Religion
- Affiliation: Orthodox Judaism
- Ecclesiastical or organisational status: Synagogue
- Leadership: Rabbi Sholom Salfer
- Status: Closed

Location
- Location: 8701 Winands Rd, Randallstown, Maryland
- Country: United States
- Coordinates: 39°22′49″N 76°46′54″W﻿ / ﻿39.3803°N 76.7817°W

Architecture
- Type: Synagogue
- Established: 1968

= Winands Road Synagogue Center =

Former Orthodox Jewish congregation in Randallstown, Maryland

Winands Road Synagogue Center was an Orthodox Jewish congregation in Randallstown, Maryland, active from 1968 until its closure in 2019. Formed from the merger of multiple Baltimore congregations, it served as the last synagogue in the Randallstown area and merged with Beth Tfiloh Congregation shortly before discontinuing operations.

== Early history ==
The origins of Winands Road Synagogue Center trace back to an amalgamation of multiple Jewish congregations in the Baltimore area. These congregations included Beth Yehuda, Beth Jacob Anshe Kurland, Kneseth Israel Anshe Sphard, Anshe Kolk-Wolyn, and B’nai Reuben, with Beth Jacob Anshe Kurland being the oldest, established in 1895. In 1968, the merged congregation moved to its location at 8701 Winands Road at the intersection with Carthage Road in Randallstown, Maryland, where it would remain until its closure.

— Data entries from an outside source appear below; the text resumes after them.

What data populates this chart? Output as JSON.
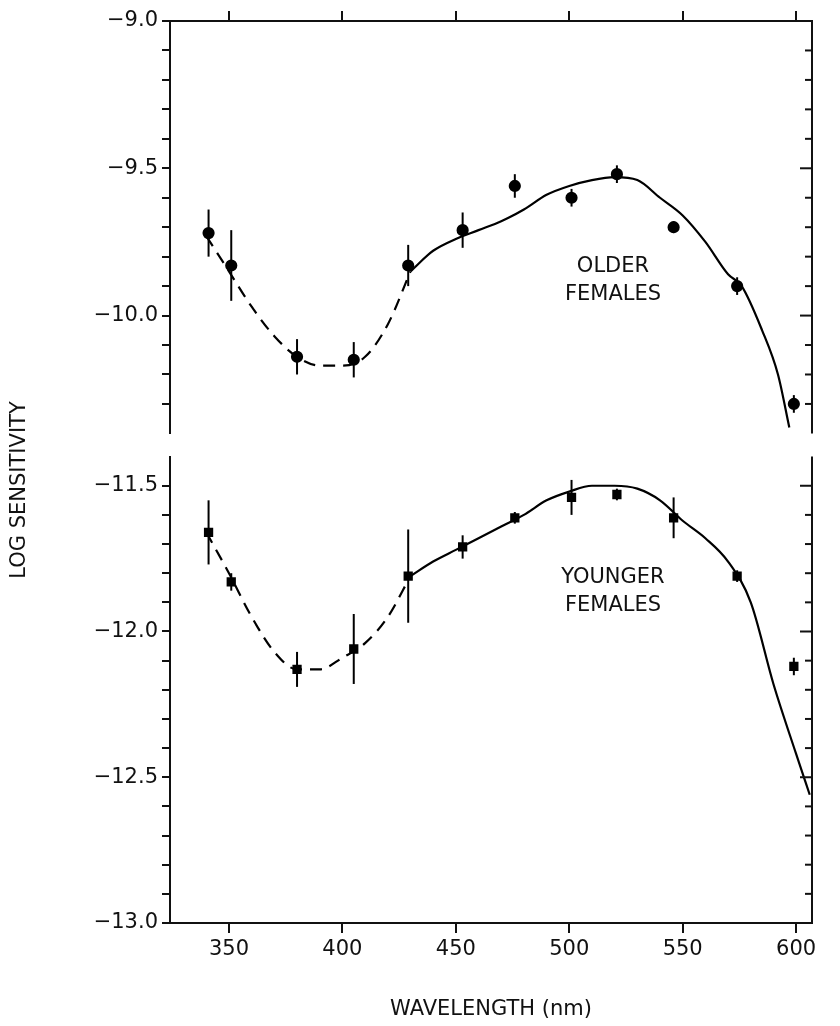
{
  "chart_data": [
    {
      "type": "scatter",
      "ylabel": "LOG SENSITIVITY",
      "xlim": [
        324,
        607
      ],
      "xticks": [
        {
          "value": 350,
          "label": null
        },
        {
          "value": 400,
          "label": null
        },
        {
          "value": 450,
          "label": null
        },
        {
          "value": 500,
          "label": null
        },
        {
          "value": 550,
          "label": null
        },
        {
          "value": 600,
          "label": null
        }
      ],
      "ylim": [
        -10.4,
        -9.0
      ],
      "yticks": [
        {
          "value": -9.0,
          "label": "−9.0"
        },
        {
          "value": -9.1,
          "label": null
        },
        {
          "value": -9.2,
          "label": null
        },
        {
          "value": -9.3,
          "label": null
        },
        {
          "value": -9.4,
          "label": null
        },
        {
          "value": -9.5,
          "label": "−9.5"
        },
        {
          "value": -9.6,
          "label": null
        },
        {
          "value": -9.7,
          "label": null
        },
        {
          "value": -9.8,
          "label": null
        },
        {
          "value": -9.9,
          "label": null
        },
        {
          "value": -10.0,
          "label": "−10.0"
        },
        {
          "value": -10.1,
          "label": null
        },
        {
          "value": -10.2,
          "label": null
        },
        {
          "value": -10.3,
          "label": null
        }
      ],
      "tick_labels": "y",
      "annotations": [
        "OLDER FEMALES"
      ],
      "series": [
        {
          "type": "scatter",
          "color": "#000000",
          "marker": "circle",
          "x": [
            341,
            351,
            380,
            405,
            429,
            453,
            476,
            501,
            521,
            546,
            574,
            599
          ],
          "values": [
            -9.72,
            -9.83,
            -10.14,
            -10.15,
            -9.83,
            -9.71,
            -9.56,
            -9.6,
            -9.52,
            -9.7,
            -9.9,
            -10.3
          ],
          "errors": [
            0.08,
            0.12,
            0.06,
            0.06,
            0.07,
            0.06,
            0.04,
            0.03,
            0.03,
            0.02,
            0.03,
            0.03
          ]
        },
        {
          "type": "line",
          "color": "#000000",
          "marker": "none",
          "line_style": "dashed",
          "x": [
            340,
            350,
            360,
            370,
            380,
            390,
            400,
            410,
            420,
            430
          ],
          "values": [
            -9.73,
            -9.85,
            -9.97,
            -10.07,
            -10.14,
            -10.17,
            -10.17,
            -10.14,
            -10.03,
            -9.85
          ]
        },
        {
          "type": "line",
          "color": "#000000",
          "marker": "none",
          "line_style": "solid",
          "x": [
            430,
            440,
            450,
            460,
            470,
            480,
            490,
            500,
            510,
            520,
            530,
            540,
            550,
            560,
            570,
            576,
            585,
            592,
            597
          ],
          "values": [
            -9.85,
            -9.78,
            -9.74,
            -9.71,
            -9.68,
            -9.64,
            -9.59,
            -9.56,
            -9.54,
            -9.53,
            -9.54,
            -9.6,
            -9.66,
            -9.75,
            -9.86,
            -9.9,
            -10.05,
            -10.2,
            -10.38
          ]
        }
      ]
    },
    {
      "type": "scatter",
      "xlabel": "WAVELENGTH (nm)",
      "xlim": [
        324,
        607
      ],
      "xticks": [
        350,
        400,
        450,
        500,
        550,
        600
      ],
      "ylim": [
        -13.0,
        -11.4
      ],
      "yticks": [
        {
          "value": -11.5,
          "label": "−11.5"
        },
        {
          "value": -11.6,
          "label": null
        },
        {
          "value": -11.7,
          "label": null
        },
        {
          "value": -11.8,
          "label": null
        },
        {
          "value": -11.9,
          "label": null
        },
        {
          "value": -12.0,
          "label": "−12.0"
        },
        {
          "value": -12.1,
          "label": null
        },
        {
          "value": -12.2,
          "label": null
        },
        {
          "value": -12.3,
          "label": null
        },
        {
          "value": -12.4,
          "label": null
        },
        {
          "value": -12.5,
          "label": "−12.5"
        },
        {
          "value": -12.6,
          "label": null
        },
        {
          "value": -12.7,
          "label": null
        },
        {
          "value": -12.8,
          "label": null
        },
        {
          "value": -12.9,
          "label": null
        },
        {
          "value": -13.0,
          "label": "−13.0"
        }
      ],
      "annotations": [
        "YOUNGER FEMALES"
      ],
      "series": [
        {
          "type": "scatter",
          "color": "#000000",
          "marker": "square",
          "x": [
            341,
            351,
            380,
            405,
            429,
            453,
            476,
            501,
            521,
            546,
            574,
            599
          ],
          "values": [
            -11.66,
            -11.83,
            -12.13,
            -12.06,
            -11.81,
            -11.71,
            -11.61,
            -11.54,
            -11.53,
            -11.61,
            -11.81,
            -12.12
          ],
          "errors": [
            0.11,
            0.03,
            0.06,
            0.12,
            0.16,
            0.04,
            0.02,
            0.06,
            0.02,
            0.07,
            0.02,
            0.03
          ]
        },
        {
          "type": "line",
          "color": "#000000",
          "marker": "none",
          "line_style": "dashed",
          "x": [
            340,
            350,
            360,
            370,
            380,
            390,
            400,
            410,
            420,
            430
          ],
          "values": [
            -11.66,
            -11.8,
            -11.95,
            -12.07,
            -12.13,
            -12.13,
            -12.09,
            -12.04,
            -11.95,
            -11.81
          ]
        },
        {
          "type": "line",
          "color": "#000000",
          "marker": "none",
          "line_style": "solid",
          "x": [
            430,
            440,
            450,
            460,
            470,
            480,
            490,
            500,
            510,
            520,
            530,
            540,
            550,
            560,
            570,
            580,
            590,
            600,
            606
          ],
          "values": [
            -11.81,
            -11.76,
            -11.72,
            -11.68,
            -11.64,
            -11.6,
            -11.55,
            -11.52,
            -11.5,
            -11.5,
            -11.51,
            -11.55,
            -11.62,
            -11.68,
            -11.76,
            -11.9,
            -12.18,
            -12.42,
            -12.56
          ]
        }
      ]
    }
  ]
}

Rabbi Sholom Salfer became the synagogue's spiritual leader in September 1976. Under his leadership, Winands Road Synagogue Center continued to serve a diverse and aging congregation, which included longtime members from other area synagogues that had since closed. Salfer was one of the longest-serving rabbis in the Baltimore area, and his tenure lasted until the synagogue's eventual closure.

== Community challenges and decline ==
During the 1970s and 1980s, Randallstown and the Liberty Road corridor were home to a thriving Jewish community, with several synagogues, including Adath Yeshurun, Beth Israel, Liberty Jewish Center, Moses Montefiore-Woodmoor Hebrew Congregation, and Temple Emanuel. In March 1990, the congregation celebrated a mortgage burning ceremony, marking the payoff of its mortgage.

Demographic changes led to a steady decline in the area's Jewish population over the ensuing decades. By the 2000s, the number of active congregants had diminished significantly, with membership down to approximately 100 families. The congregation faced financial difficulties, operating with a budget deficit of $30,000-$40,000 annually in the years leading up to its closure. Winands Road Synagogue continued to hold daily minyanim, with services every morning, evening, and on Shabbat.

=== Decision to close and merge with Beth Tfiloh ===
On November 16, 2016, the synagogue's board of directors passed a resolution to shut down operations, citing a lack of financial resources and the aging of its membership. The congregation initially planned to close by mid-2017, with discussions suggesting it would cease operations after Shavuot of that year, though it remained open until early 2018.

On March 27, 2018, Winands Road Synagogue Center held its final Shabbat services, and shortly thereafter, the board approved a merger with Beth Tfiloh Congregation in Pikesville, Maryland. The merger was effective on March 29, 2018, with Beth Tfiloh's board extending an invitation to Winands Road Synagogue members to join their congregation. On April 14, 2018, Beth Tfiloh formally welcomed the former members of Winands Road Synagogue during Shabbat services.

The final minyan at Winands Road Synagogue Center took place on May 27, 2019. Plans for the property's sale were made following the closure. The synagogue's cemetery was transferred to the Jewish Cemetery Association of Greater Baltimore. Winands Road Synagogue Center's closure marked the end of the Jewish congregation presence in Randallstown.